Chair Carolyn Maloney, D-New York, speaks during a House Oversight and Reform Committee hearing on legislative proposals to put the postal service on a sustainable financial footing on Capitol Hill in Washington, DC on February 24, 2021.
Graeme Jennings | AFP | Getty Images
The House Oversight Committee has reissued a subpoena for year-long financial reports of former President Donald Trump and his companies while it investigates potential conflicts of interest and self-dealing.
Congressional Democrats' renewed urge to get Trump's financial reports from his longtime accountant Mazars USA follows the rejection of his latest offer by the Supreme Court on February 22 to keep his records from Manhattan District Attorney Cy Vance Jr.
Vance announced on Thursday that he had finally received Trump's tax return. On the same day, the House Oversight Committee re-sent its own subpoena to Mazars, a court announced late Tuesday in the federal court in Washington.
The committee first summoned Mazars in April 2019 when the investigation was conducted by the late MP Elijah Cummings, D-Md.
The current chairman of the regulator, Rep. Carolyn Maloney, D-N.Y., Argues that it is still important for Congress to look at the former president's records in order to reform the law.

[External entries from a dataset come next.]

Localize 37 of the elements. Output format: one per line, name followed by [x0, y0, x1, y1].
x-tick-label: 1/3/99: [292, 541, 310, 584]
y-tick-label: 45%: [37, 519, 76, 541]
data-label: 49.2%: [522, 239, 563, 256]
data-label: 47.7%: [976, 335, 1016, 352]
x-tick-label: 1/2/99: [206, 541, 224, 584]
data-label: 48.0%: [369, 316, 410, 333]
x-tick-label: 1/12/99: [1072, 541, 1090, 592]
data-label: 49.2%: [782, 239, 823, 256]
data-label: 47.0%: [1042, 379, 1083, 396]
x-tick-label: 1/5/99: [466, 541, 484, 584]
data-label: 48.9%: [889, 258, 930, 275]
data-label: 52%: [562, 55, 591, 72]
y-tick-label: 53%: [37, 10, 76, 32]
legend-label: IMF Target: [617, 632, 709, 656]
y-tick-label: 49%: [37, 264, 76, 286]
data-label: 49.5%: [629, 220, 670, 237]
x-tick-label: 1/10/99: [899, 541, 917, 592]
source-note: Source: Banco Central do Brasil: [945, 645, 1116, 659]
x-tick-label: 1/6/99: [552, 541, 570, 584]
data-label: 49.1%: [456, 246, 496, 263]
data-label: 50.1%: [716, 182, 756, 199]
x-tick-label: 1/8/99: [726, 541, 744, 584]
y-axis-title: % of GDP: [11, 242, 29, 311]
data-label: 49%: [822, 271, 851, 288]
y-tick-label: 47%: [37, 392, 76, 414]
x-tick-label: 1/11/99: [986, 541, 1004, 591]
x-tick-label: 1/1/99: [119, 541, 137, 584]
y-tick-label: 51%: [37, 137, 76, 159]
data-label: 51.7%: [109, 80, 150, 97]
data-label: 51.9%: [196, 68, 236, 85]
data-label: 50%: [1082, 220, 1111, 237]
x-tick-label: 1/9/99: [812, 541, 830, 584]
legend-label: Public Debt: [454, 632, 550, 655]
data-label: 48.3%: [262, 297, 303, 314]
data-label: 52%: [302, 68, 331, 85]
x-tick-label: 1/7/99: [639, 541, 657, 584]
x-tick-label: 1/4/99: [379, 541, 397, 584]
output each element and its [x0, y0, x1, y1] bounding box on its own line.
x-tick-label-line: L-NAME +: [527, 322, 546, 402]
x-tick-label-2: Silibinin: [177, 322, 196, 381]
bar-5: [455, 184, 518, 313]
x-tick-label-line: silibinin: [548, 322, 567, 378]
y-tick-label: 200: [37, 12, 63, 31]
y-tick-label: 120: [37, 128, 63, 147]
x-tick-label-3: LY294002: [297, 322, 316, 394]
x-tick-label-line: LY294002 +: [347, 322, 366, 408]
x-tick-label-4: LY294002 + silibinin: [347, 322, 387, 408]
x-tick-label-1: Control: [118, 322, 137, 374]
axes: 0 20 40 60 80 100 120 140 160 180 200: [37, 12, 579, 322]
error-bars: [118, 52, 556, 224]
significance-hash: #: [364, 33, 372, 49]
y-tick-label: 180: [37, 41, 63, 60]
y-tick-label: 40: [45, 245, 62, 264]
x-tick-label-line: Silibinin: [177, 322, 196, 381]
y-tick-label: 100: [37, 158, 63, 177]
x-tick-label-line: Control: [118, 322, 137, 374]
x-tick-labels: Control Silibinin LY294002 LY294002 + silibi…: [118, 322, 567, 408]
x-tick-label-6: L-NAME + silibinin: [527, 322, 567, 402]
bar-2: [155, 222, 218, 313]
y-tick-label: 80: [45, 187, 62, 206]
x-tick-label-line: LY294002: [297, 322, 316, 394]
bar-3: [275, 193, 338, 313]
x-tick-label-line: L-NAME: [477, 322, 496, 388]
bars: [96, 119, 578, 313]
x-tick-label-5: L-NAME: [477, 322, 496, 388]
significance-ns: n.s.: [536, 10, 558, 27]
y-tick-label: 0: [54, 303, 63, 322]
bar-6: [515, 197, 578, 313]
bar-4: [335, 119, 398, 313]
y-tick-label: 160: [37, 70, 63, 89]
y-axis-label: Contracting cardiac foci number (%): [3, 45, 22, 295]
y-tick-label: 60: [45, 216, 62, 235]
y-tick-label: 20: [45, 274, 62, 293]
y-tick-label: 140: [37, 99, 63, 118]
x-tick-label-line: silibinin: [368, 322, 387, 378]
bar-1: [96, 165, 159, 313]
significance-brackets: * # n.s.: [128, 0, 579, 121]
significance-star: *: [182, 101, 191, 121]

"For more than 22 months, the committee has been denied critical information necessary to take legislative action to address the unique ethics crisis caused by former President Trump's unprecedented conflicts of interest," Maloney said in a February 23 memo .

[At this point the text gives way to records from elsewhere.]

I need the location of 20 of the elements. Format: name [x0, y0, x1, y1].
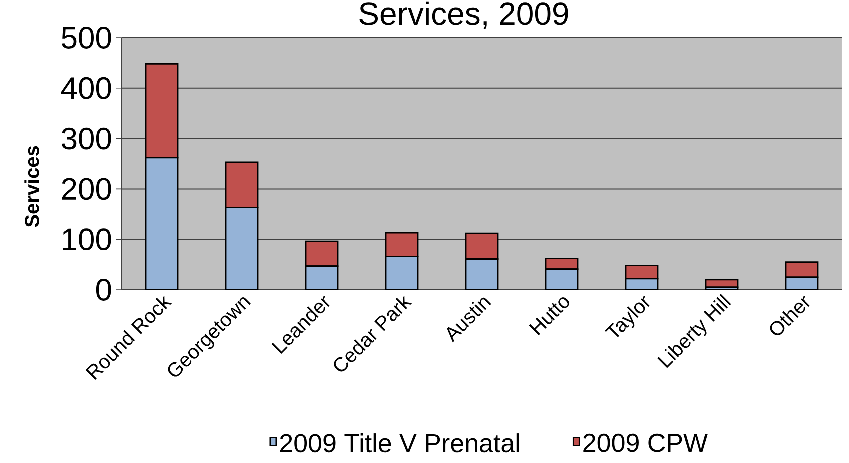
bar [225, 162, 259, 209]
bar [385, 232, 419, 258]
legend-label: 2009 Title V Prenatal [280, 434, 520, 453]
y-tick-label: 100 [63, 228, 112, 251]
bar [385, 256, 419, 290]
y-axis-title: Services [24, 146, 40, 228]
bar [465, 232, 499, 260]
y-tick-label: 300 [62, 128, 112, 150]
bar [145, 157, 179, 290]
legend-label: 2009 CPW [584, 434, 708, 452]
bar [545, 268, 579, 290]
chart-title: Services, 2009 [360, 2, 568, 30]
bar [305, 240, 339, 267]
y-tick-label: 500 [62, 27, 112, 49]
bar [305, 266, 339, 290]
y-tick-label: 400 [61, 77, 112, 100]
y-tick-label: 200 [62, 178, 112, 200]
y-tick-label: 0 [96, 279, 112, 301]
bar [465, 258, 499, 290]
bar [225, 207, 259, 290]
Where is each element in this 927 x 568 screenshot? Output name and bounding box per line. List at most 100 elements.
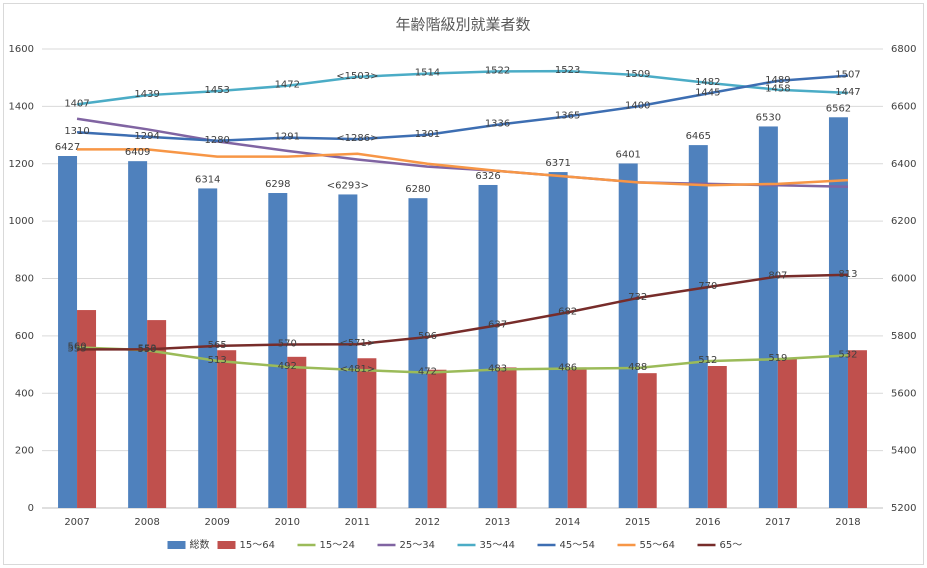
legend-label: 15〜24 xyxy=(320,540,355,551)
value-label: 6314 xyxy=(195,174,220,185)
value-label: 1365 xyxy=(555,110,580,121)
line xyxy=(77,273,848,351)
y2-tick-label: 6800 xyxy=(891,44,916,55)
y2-tick-label: 6400 xyxy=(891,159,916,170)
value-label: 1445 xyxy=(695,87,720,98)
value-label: 6427 xyxy=(55,142,80,153)
x-tick-label: 2010 xyxy=(275,517,300,528)
value-label: 6401 xyxy=(615,149,640,160)
value-label: 1280 xyxy=(204,135,229,146)
value-label: 770 xyxy=(698,281,717,292)
bar xyxy=(217,350,237,508)
value-label: 6371 xyxy=(545,158,570,169)
value-label: 513 xyxy=(208,355,227,366)
y2-tick-label: 5400 xyxy=(891,446,916,457)
y2-tick-label: 6600 xyxy=(891,101,916,112)
x-tick-label: 2012 xyxy=(415,517,440,528)
value-label: 6562 xyxy=(826,103,851,114)
y2-tick-label: 6200 xyxy=(891,216,916,227)
bar xyxy=(758,126,778,509)
value-label: 6280 xyxy=(405,184,430,195)
bar xyxy=(128,161,148,508)
value-label: <571> xyxy=(339,338,375,349)
x-tick-label: 2009 xyxy=(204,517,229,528)
bar xyxy=(828,117,848,509)
legend-swatch xyxy=(167,541,186,549)
value-label: 1489 xyxy=(765,75,790,86)
x-tick-label: 2018 xyxy=(835,517,860,528)
value-label: 553 xyxy=(67,343,86,354)
y-tick-label: 400 xyxy=(15,388,34,399)
x-tick-label: 2017 xyxy=(765,517,790,528)
value-label: 6326 xyxy=(475,171,500,182)
value-label: 813 xyxy=(838,269,857,280)
value-label: <1503> xyxy=(336,71,378,82)
x-tick-label: 2008 xyxy=(134,517,159,528)
value-label: 550 xyxy=(138,344,157,355)
legend-swatch xyxy=(217,541,236,549)
x-tick-label: 2011 xyxy=(345,517,370,528)
value-label: 637 xyxy=(488,319,507,330)
legend-label: 45〜54 xyxy=(560,540,595,551)
y2-tick-label: 5600 xyxy=(891,388,916,399)
bar xyxy=(618,163,638,508)
bar xyxy=(637,373,657,508)
value-label: 1310 xyxy=(64,126,89,137)
bar xyxy=(338,194,358,508)
value-label: 1400 xyxy=(625,100,650,111)
x-tick-label: 2016 xyxy=(695,517,720,528)
value-label: 1291 xyxy=(275,132,300,143)
value-label: 565 xyxy=(208,340,227,351)
bar xyxy=(147,320,167,508)
legend-label: 55〜64 xyxy=(640,540,675,551)
value-label: 553 xyxy=(138,343,157,354)
y-tick-label: 800 xyxy=(15,274,34,285)
bar xyxy=(408,198,428,509)
value-label: 1523 xyxy=(555,65,580,76)
y2-tick-label: 5800 xyxy=(891,331,916,342)
x-tick-label: 2007 xyxy=(64,517,89,528)
x-tick-label: 2014 xyxy=(555,517,580,528)
value-label: <1286> xyxy=(336,133,378,144)
value-label: 1482 xyxy=(695,77,720,88)
value-label: 486 xyxy=(558,363,577,374)
line xyxy=(76,346,849,374)
y-tick-label: 1000 xyxy=(9,216,34,227)
line xyxy=(76,69,849,106)
value-label: 1472 xyxy=(275,80,300,91)
y2-tick-label: 6000 xyxy=(891,274,916,285)
value-label: 532 xyxy=(838,349,857,360)
bar xyxy=(268,193,288,509)
legend-label: 35〜44 xyxy=(480,540,515,551)
chart-title: 年齢階級別就業者数 xyxy=(395,16,530,34)
value-label: 483 xyxy=(488,363,507,374)
bar xyxy=(77,310,97,508)
value-label: 519 xyxy=(768,353,787,364)
x-tick-label: 2013 xyxy=(485,517,510,528)
value-label: 6298 xyxy=(265,179,290,190)
line xyxy=(77,148,849,187)
bar xyxy=(427,369,447,508)
value-label: 570 xyxy=(278,338,297,349)
y-tick-label: 200 xyxy=(15,446,34,457)
value-label: 1407 xyxy=(64,98,89,109)
value-label: 492 xyxy=(278,361,297,372)
y-tick-label: 0 xyxy=(28,503,34,514)
bar xyxy=(548,172,568,508)
bar xyxy=(567,367,587,508)
value-label: 6530 xyxy=(756,112,781,123)
legend-label: 15〜64 xyxy=(240,540,275,551)
value-label: 732 xyxy=(628,292,647,303)
y-tick-label: 1600 xyxy=(9,44,34,55)
bar xyxy=(688,145,708,508)
value-label: 512 xyxy=(698,355,717,366)
value-label: 1301 xyxy=(415,129,440,140)
bar xyxy=(707,365,727,508)
value-label: <6293> xyxy=(327,180,369,191)
value-label: 1447 xyxy=(835,87,860,98)
line xyxy=(76,74,849,143)
bar xyxy=(497,367,517,508)
bar xyxy=(198,188,218,508)
value-label: 1453 xyxy=(204,85,229,96)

"The committee's need for this information – to check the key facts and make legislative reforms as effective and efficient as possible – remains as compelling as it was when the committee first issued its subpoena," said Maloney The committee's legislative efforts remain as critical to the American people as they were before President Trump evacuated the White House on January 20, 2021. "
The most recent filing in the longstanding case with the US District Court in Washington also signaled that the battle over Trump's records could drag on for months.
The joint status report, filed Tuesday by Douglas Letter, General Counsel of the House of Representatives, and attorneys for Trump, his companies and Mazars, suggested a timetable for additional arguments and briefings that should run into June.